Di rumahnya dia juga jarang pake baju. Sering
ber-tarsan-ria. 'Biar dibilang seksi, ya? Dan kini, makhluk ajaib ini sudah
berada di sampingnya.
"Hayolah, Pus, berlalu. Kupikir badai
prahara ini kan
lama menyelimuti!" bujuknya lagi. Tapi Lupus diam saja. Cuwek malah. Dan
Gusur makin gigih.
"Lihatlah halimun hitam di sana,"
katanya lagi dengan gaya
bak Gatotkaca hendak terbang. "Ia akan datang lagi dengan selaksa
ancamannya!"
Lupus makin cuwek. Dia berlagak buang muka.
Berlagak asyik memandangi anak-anak yang bermain bola. Tapi matanya tetap
mengerling. Dan seniman ini terus ngocol. Tetap nyastra. "Wahai, Lupus,
ketahuilah, jarum-jarum hujan yang jatuh adalah irama alam semesta. Ia
mengajakmu berdansa." (Waktu ngomong begini, si Gusur turun berputar-putar
seperti orang balet. Bisa dibayangin sendiri deh, gimana orang yang bulat
begitu ber-balet-ria. Lupus setengah mati menahan senyum. "Maka, mari kita
berlalu. Basah tak jadi apa. Daripada di sini sendiri disiksa berjuta derita.

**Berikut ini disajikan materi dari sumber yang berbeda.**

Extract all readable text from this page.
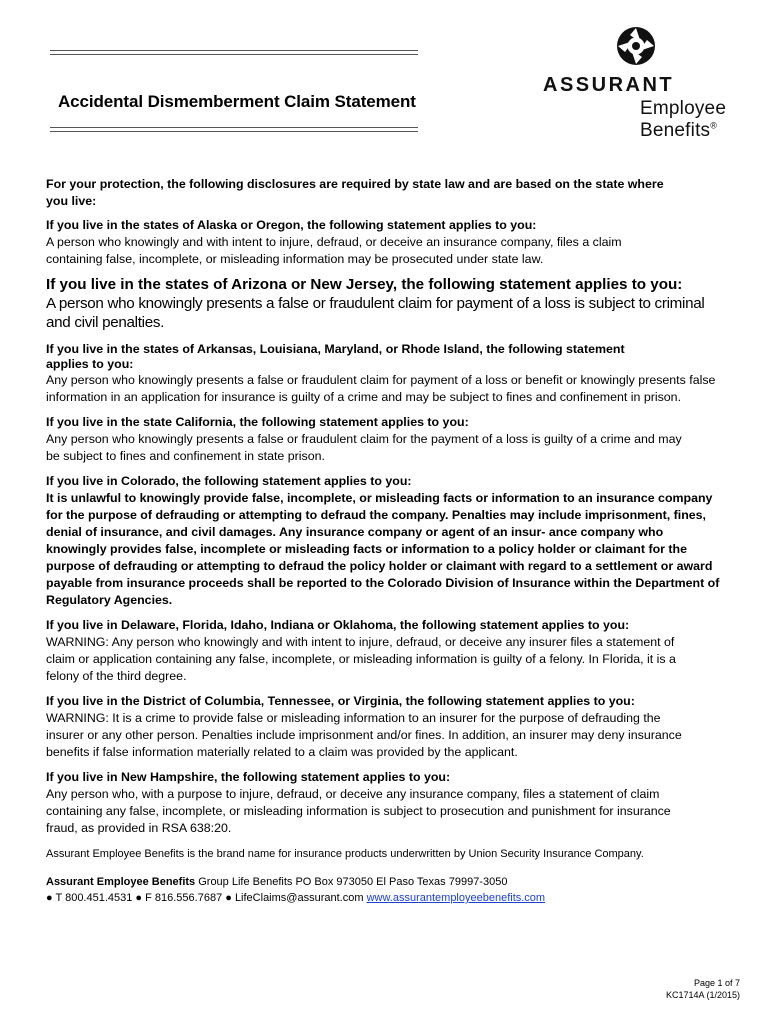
Accidental Dismemberment Claim Statement
ASSURANT
Employee
Benefits®

For your protection, the following disclosures are required by state law and are based on the state where you live:

If you live in the states of Alaska or Oregon, the following statement applies to you:
A person who knowingly and with intent to injure, defraud, or deceive an insurance company, files a claim containing false, incomplete, or misleading information may be prosecuted under state law.
If you live in the states of Arizona or New Jersey, the following statement applies to you:
A person who knowingly presents a false or fraudulent claim for payment of a loss is subject to criminal and civil penalties.
If you live in the states of Arkansas, Louisiana, Maryland, or Rhode Island, the following statement applies to you:
Any person who knowingly presents a false or fraudulent claim for payment of a loss or benefit or knowingly presents false information in an application for insurance is guilty of a crime and may be subject to fines and confinement in prison.
If you live in the state California, the following statement applies to you:
Any person who knowingly presents a false or fraudulent claim for the payment of a loss is guilty of a crime and may be subject to fines and confinement in state prison.
If you live in Colorado, the following statement applies to you:
It is unlawful to knowingly provide false, incomplete, or misleading facts or information to an insurance company for the purpose of defrauding or attempting to defraud the company. Penalties may include imprisonment, fines, denial of insurance, and civil damages. Any insurance company or agent of an insur- ance company who knowingly provides false, incomplete or misleading facts or information to a policy holder or claimant for the purpose of defrauding or attempting to defraud the policy holder or claimant with regard to a settlement or award payable from insurance proceeds shall be reported to the Colorado Division of Insurance within the Department of Regulatory Agencies.
If you live in Delaware, Florida, Idaho, Indiana or Oklahoma, the following statement applies to you:
WARNING: Any person who knowingly and with intent to injure, defraud, or deceive any insurer files a statement of claim or application containing any false, incomplete, or misleading information is guilty of a felony. In Florida, it is a felony of the third degree.
If you live in the District of Columbia, Tennessee, or Virginia, the following statement applies to you:
WARNING: It is a crime to provide false or misleading information to an insurer for the purpose of defrauding the insurer or any other person. Penalties include imprisonment and/or fines. In addition, an insurer may deny insurance benefits if false information materially related to a claim was provided by the applicant.
If you live in New Hampshire, the following statement applies to you:
Any person who, with a purpose to injure, defraud, or deceive any insurance company, files a statement of claim containing any false, incomplete, or misleading information is subject to prosecution and punishment for insurance fraud, as provided in RSA 638:20.
Assurant Employee Benefits is the brand name for insurance products underwritten by Union Security Insurance Company.
Assurant Employee Benefits Group Life Benefits PO Box 973050 El Paso Texas 79997-3050
● T 800.451.4531 ● F 816.556.7687 ● LifeClaims@assurant.com www.assurantemployeebenefits.com
Page 1 of 7
KC1714A (1/2015)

Dingin, resah, dan di dalam perutmu cacing-cacing protes menuntut haknya
(lapar, maksudnya!)."
Lupus jadi mendelik sewot. Dikata cacingan apa?

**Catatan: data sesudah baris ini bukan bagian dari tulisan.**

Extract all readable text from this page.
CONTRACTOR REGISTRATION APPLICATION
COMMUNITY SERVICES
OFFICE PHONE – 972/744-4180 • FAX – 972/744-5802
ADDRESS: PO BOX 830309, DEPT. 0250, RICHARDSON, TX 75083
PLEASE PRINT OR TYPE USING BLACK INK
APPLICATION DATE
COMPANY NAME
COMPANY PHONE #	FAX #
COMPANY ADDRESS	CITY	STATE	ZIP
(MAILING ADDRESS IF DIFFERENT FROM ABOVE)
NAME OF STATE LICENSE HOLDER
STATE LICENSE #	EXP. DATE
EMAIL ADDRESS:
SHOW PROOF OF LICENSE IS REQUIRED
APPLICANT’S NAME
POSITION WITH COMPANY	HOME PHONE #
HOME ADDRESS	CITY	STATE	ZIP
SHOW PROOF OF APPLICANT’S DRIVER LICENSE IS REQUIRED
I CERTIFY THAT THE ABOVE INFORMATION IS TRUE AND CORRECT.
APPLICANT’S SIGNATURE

Saat mendelik itu dia baru sadar bahwa makhluk
yang membujuk Lupus untuk pulang aja meski hujan, nampak begitu aneh.
Pakaiannya itu lho, lengkap banget. Jas anti aer, lengkap dengan payung kecil
yang sekaligus topi. Itu lho, yang biasa dipakai pedagang kaki lima kalau lagi kepanasan. Yang ada
head-bandnya ala Bjorn Borg dan dipakai di kepala. (Tau, kan? Kalau nggak tau berarti kamu lebih
norak dari si Gusur.)
Udah gitu, payungnya warna full-color lagi.
Merah, kuning, ijo, biru, pink. Warna-warna yang menyolok.
Wah, kentara sekali noraknya. Wong sekolah kok
sempat-sempatnya bawa payung kayak gitu., Biar top kali! Tapi barangkali aja
sebagai seniman, dia punya indra keenam. Punya inner feeling. Lha buktinya, kok
tau-taunya sih bakal turun hujan. Pake siap bawa payung topi segala ke sekolah.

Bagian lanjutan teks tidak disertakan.